Os anos me ensinaram que um bom processo de aprendizagem envolve não apenas a reflexão, mas também repetição. A mera reflexão sobre algo, não significa o seu aprendizado.  A repetição sem reflexão, apenas  faz-nos máquinas estúpidas de decorar informações. Pois bem, depois de refletir, sugiro que repitamos tanto quanto necessário for, as seguintes afirmações:

  • A fé em Deus e a relação com ele, não é garantia de privilégio contra as vicissitudes da existência. Andar com Deus não é um passaporte para a imunidade de dores e sofrimento. Portanto, quando coisas ruins não esperadas começarem a acontecer, por mais trágicas que sejam, não se pergunte: por que eu?;  levando em consideração que sua fé não faz de você um privilegiado, aprenda a se perguntar: porque não comigo? Vacine-se contra o pensamento escondido no inconsciente, de que sua relação com Deus o coloca debaixo da obrigação de fazer da sua vida um exemplo de paz, saúde, prosperidade e felicidade.
  • É fato! Muitos textos da bíblia parecem nos sugerir que aqueles que nele confiam, não serão abalados, afligidos, tocados. Lembro que Jesus, pelo menos para os cristãos, é a referência a partir da qual toda a escritura deve ser lida. A narrativa de Jesus sobre Deus, nos diz que a promessa do Pai é de estar presente no deserto conosco, não a de evitá-lo. A falsa narrativa vigente, embora com cheiro de bíblia, nos diz: confie em Deus e o sirva e então ele vai abençoar você.  A narrativa de Jesus nos afirma: na vida vocês terão problemas, aflições, dores, desertos, sofrimentos justos e outros estupidamente inexplicáveis, mas confiem em mim, eu estarei com vocês (palavras minhas da palavra Dele). Note-se: a promessa é de companhia, cumplicidade e não de livramento. Portanto, ao sair de casa, não alimente a falsa expectativa de que coisas ruins não vão acontecer com você ou os seus, somente porque você é servo ou serva de Deus. Escore-se sim na verdade libertadora de que mesmo em silêncio, Deus estará presente, não importa o que aconteça.

Repetir isso vai nos ajudar a interiorizar o conceito de Deus que Jesus tinha. Mais: vai nos ajudar a perceber que a grande ligação com o Pai, conforme nos revelou Jesus, deve se dar puramente na base do amor a ele, por mais incompreensíveis e imprevisíveis que venham a ser as circunstâncias dentro das quais a nossa vida aconteça.

Fraterno abraço

Eduardo

Narrativas

Olhamos o mundo a partir das nossas experiências. Elas nos ajudam a formar (pré)conceitos. Experiência e conceitos formam uma narrativa. Vivemos sob o poder dessas narrativas, que nada mais são do que a nossa cosmovisão, a maneira como enxergamos todas as coisas.

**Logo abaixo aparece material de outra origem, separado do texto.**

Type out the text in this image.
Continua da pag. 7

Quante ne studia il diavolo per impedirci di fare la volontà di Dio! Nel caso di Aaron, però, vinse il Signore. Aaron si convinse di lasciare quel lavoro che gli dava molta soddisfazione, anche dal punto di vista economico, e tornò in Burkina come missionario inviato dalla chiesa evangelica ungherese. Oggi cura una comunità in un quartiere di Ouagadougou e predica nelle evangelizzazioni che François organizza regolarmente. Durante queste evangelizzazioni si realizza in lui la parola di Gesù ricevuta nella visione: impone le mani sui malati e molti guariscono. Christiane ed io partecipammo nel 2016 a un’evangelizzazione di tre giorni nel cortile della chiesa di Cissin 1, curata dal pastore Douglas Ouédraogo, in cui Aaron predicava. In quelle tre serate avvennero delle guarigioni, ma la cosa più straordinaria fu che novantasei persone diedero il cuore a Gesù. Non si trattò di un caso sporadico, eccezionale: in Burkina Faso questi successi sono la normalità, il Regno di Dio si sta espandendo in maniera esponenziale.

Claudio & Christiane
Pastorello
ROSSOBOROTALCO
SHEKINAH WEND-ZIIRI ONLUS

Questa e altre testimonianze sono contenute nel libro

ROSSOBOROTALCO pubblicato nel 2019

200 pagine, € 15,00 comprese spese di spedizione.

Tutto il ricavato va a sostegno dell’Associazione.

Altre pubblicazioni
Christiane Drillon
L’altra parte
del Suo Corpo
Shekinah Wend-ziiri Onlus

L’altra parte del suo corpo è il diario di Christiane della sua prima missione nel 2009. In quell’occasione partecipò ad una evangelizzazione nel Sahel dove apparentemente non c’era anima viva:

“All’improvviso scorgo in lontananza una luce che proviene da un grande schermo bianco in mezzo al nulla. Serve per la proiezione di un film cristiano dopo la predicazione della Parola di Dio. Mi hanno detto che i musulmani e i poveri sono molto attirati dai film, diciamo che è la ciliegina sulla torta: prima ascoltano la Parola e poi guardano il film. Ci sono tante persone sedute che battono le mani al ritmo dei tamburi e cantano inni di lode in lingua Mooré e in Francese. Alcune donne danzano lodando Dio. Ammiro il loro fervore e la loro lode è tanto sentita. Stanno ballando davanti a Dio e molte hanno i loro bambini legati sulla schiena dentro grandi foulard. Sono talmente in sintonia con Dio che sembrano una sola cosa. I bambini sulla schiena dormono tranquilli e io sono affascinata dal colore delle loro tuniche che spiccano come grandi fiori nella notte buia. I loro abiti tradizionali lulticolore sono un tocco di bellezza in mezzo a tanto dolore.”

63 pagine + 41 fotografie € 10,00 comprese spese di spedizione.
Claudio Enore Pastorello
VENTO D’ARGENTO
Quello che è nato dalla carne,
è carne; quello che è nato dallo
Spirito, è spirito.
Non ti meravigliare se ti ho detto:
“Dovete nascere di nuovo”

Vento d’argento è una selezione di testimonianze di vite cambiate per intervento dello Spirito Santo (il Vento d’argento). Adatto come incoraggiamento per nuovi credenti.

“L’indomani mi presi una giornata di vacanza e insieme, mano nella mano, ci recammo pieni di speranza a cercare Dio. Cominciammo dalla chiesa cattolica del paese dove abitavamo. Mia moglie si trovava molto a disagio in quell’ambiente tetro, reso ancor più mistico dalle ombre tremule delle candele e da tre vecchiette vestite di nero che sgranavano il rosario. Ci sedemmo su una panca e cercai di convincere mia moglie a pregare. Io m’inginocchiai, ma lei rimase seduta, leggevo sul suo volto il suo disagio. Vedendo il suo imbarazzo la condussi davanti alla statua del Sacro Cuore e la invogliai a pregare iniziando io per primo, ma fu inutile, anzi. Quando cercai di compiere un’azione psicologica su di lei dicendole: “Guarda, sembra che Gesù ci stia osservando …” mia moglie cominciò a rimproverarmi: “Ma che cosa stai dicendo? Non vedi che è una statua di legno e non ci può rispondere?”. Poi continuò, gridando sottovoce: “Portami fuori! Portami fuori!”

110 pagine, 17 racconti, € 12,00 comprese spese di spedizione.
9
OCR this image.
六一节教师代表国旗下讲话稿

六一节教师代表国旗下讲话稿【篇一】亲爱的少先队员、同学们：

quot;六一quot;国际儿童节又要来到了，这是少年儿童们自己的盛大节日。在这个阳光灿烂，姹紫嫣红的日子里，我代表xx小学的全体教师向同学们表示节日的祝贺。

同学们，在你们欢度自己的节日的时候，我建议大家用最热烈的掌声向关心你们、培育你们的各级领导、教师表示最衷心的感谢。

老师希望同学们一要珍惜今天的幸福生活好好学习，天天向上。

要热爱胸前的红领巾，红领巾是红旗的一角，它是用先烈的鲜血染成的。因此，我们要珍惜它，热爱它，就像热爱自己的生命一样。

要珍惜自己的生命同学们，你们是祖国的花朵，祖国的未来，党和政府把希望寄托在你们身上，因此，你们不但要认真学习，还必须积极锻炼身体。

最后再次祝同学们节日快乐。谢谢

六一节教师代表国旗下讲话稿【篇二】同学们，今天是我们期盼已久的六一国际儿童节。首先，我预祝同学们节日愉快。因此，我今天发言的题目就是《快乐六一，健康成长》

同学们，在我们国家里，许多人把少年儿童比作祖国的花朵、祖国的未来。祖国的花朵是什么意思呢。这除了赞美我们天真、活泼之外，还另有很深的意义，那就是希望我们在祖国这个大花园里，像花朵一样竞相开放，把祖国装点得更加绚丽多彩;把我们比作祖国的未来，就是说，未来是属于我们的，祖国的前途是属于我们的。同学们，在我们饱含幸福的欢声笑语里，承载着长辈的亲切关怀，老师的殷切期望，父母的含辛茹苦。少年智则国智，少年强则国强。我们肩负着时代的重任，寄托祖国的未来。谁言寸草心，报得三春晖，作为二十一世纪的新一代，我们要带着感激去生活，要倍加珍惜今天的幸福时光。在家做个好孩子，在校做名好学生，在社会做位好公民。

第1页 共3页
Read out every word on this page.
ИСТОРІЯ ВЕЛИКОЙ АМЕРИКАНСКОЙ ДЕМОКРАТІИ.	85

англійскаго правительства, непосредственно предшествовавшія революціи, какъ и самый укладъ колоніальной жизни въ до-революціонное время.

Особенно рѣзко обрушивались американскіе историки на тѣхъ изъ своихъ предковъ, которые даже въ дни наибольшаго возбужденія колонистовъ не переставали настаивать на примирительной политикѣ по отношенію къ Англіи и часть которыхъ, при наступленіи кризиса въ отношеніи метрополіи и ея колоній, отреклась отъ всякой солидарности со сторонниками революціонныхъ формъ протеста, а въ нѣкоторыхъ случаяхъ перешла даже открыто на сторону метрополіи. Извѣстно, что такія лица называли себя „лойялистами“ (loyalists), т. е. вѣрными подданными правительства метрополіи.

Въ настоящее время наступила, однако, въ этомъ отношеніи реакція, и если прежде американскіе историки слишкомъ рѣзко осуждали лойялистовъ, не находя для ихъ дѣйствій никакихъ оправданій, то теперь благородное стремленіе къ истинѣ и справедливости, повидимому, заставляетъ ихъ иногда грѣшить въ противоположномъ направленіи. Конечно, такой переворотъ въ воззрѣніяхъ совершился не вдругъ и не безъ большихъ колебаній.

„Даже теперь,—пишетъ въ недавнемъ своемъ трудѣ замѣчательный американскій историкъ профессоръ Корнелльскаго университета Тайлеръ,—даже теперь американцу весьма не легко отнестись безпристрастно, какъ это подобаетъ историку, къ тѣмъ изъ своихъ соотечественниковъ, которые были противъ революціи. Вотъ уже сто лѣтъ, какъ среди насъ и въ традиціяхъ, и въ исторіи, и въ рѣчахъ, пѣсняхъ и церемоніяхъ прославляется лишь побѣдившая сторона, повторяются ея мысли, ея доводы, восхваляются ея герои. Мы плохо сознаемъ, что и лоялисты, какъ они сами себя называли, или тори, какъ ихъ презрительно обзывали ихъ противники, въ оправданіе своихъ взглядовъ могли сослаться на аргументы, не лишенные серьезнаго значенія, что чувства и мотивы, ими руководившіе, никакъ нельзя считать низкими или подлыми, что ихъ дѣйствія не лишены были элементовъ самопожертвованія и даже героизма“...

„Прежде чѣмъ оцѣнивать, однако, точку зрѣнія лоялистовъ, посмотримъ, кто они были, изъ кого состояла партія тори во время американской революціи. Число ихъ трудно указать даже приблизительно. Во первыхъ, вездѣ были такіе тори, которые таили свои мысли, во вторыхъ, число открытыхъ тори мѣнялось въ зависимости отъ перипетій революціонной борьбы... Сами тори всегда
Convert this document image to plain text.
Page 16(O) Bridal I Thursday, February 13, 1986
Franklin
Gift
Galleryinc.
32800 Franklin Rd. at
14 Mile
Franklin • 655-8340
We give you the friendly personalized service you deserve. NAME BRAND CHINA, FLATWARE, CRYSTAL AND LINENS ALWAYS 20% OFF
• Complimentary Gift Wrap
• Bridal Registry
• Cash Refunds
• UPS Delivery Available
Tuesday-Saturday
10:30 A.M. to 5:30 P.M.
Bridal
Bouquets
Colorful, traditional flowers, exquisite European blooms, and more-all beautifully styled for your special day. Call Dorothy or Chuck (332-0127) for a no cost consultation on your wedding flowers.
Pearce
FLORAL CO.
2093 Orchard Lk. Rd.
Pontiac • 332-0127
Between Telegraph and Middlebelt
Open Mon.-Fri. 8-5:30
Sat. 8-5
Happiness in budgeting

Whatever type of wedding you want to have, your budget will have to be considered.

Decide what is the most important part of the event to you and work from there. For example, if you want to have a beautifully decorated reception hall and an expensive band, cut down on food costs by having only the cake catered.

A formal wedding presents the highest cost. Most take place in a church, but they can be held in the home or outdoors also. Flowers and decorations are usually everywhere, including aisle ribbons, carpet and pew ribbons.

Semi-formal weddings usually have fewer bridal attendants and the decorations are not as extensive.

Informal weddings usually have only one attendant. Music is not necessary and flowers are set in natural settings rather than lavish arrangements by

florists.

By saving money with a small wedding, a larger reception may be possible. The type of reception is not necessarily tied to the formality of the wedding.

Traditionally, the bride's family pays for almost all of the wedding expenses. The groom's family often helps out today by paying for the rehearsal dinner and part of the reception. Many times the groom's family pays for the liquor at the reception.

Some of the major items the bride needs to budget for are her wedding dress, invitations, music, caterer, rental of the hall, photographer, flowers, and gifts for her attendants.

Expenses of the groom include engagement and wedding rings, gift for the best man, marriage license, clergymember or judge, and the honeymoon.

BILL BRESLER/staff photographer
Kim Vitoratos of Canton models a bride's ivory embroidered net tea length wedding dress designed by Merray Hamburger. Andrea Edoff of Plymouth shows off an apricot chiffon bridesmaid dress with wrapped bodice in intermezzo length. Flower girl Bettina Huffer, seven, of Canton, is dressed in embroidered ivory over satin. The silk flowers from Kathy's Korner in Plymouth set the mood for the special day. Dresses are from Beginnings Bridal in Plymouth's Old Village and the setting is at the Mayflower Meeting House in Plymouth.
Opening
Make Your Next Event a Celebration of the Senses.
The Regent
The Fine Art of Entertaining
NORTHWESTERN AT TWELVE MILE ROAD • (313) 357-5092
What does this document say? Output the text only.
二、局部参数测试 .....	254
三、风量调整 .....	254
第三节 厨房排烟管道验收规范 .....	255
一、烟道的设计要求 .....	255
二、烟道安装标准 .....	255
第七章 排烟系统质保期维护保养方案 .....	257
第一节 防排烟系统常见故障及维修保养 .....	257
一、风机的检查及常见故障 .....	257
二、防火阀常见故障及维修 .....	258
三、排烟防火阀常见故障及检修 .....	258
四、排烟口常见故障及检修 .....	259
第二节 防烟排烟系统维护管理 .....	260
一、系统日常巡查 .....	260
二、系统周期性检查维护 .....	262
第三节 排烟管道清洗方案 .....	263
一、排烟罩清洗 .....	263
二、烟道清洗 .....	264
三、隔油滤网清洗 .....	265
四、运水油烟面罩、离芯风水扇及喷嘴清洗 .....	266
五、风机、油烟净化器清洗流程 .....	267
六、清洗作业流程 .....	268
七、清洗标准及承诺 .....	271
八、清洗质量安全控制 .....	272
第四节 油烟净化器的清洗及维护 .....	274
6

As narrativas são poderosas pois determinam nossa percepção. Nos relacionamos com Deus sob o poder das narrativas que construímos. O problema é que muitas delas são falsas ou imprecisas. Descendem de influências familiares, culturais e religiosas; nem sempre fontes muito seguras de uma narrativa saudável sobre Deus.

Há que se ter uma âncora, um referencial seguro a partir do qual possamos efetivamente construir uma confiável narrativa sobre Deus. A narrativa de Jesus sobre Deus é esta referência. Por outras palavras, mas dizendo a mesma coisa: a imagem que Jesus tinha de Deus é a narrativa maior e mais plena. Em Jesus, o conceito sobre Deus atingiu sua mais plena maturidade e confiabilidade. Portanto, todas as outras narrativas devem ser julgadas a partir da de Jesus. Ele, e somente ele, pode no ajudar com toda confiança possível a construir uma narrativa capaz de nos aproximar de Deus realmente como ele é e não como achamos que deveria ser.

Diante disso pergunta-se: Qual a narrativa de Jesus sobre Deus?